Built one for myself with video editing in mind and wifey bought me a drone for my birthday (rifle money must be spent!) so this is the second flight with the Mavic Mini and a first use of DaVinci Resolve which looks to be an excellent free download.

Hope you enjoy it!

https://youtu.be/E7io32bGEp0

----------


## A330driver

Mate.. I have the the Mavic 2 pro... have had a huge amount of fun with this drone....have the FAA license ... ie Drone operator commercial and use on contract Work... amazing how far they have come with this stuff

.... enjoyed the video ... well done

----------


## SlimySquirrel

Wanted that exact drone but thought it best to at least try this bad boy first. Not much of an investment compared to the Mavic 2 pro.

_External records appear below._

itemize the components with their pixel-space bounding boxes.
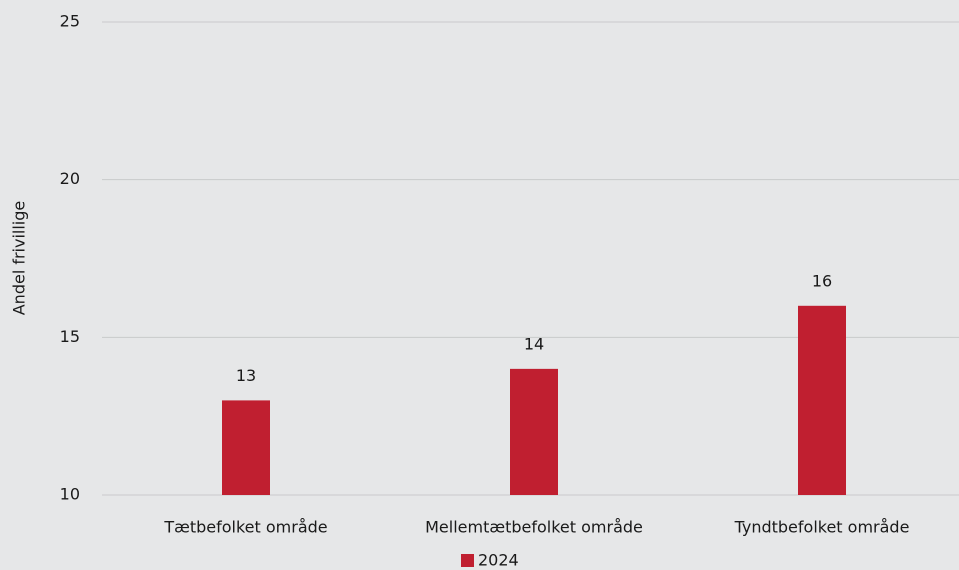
x-tick-label: Mellemtætbefolket område	[425, 518, 643, 537]
y-tick-label: 25	[60, 12, 80, 31]
data-label: 16	[812, 271, 832, 290]
legend-swatch	[461, 554, 474, 567]
data-label: 14	[524, 334, 544, 353]
y-tick-label: 10	[60, 485, 80, 504]
legend-label: 2024	[478, 551, 519, 570]
bar	[798, 305, 846, 495]
x-tick-label: Tætbefolket område	[163, 518, 327, 537]
bar	[222, 400, 270, 495]
x-tick-label: Tyndtbefolket område	[734, 518, 910, 537]
y-tick-label: 20	[60, 169, 80, 188]
y-tick-label: 15	[60, 327, 80, 346]
bar	[510, 368, 558, 495]
data-label: 13	[236, 366, 256, 385]
y-axis-label: Andel frivillige	[10, 201, 29, 316]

That model runs using Radio transmitter? Noticed Andy difference?

----------


## A330driver

It’s uses DJI,s Ocusync Transmision tecnolgy...the range is great,they say it has a range of 7km....have not taken it that far.....the nice thing about it is it has an auto home return feature if you extend too far...it stops,hovers and immediately returns to the spot you’ve dedicated as “home’,which you set up before launching

....just make sure your home  hover altitude is above all obstacles as the return flight is as the crow Flies....highest ive taken it to is 150 metres,uncontrolled airspace ...wonderful views,and the camera on the pro is exceptional,,,,,,so many uses ,very accurate in its flight path,and so easy to use

----------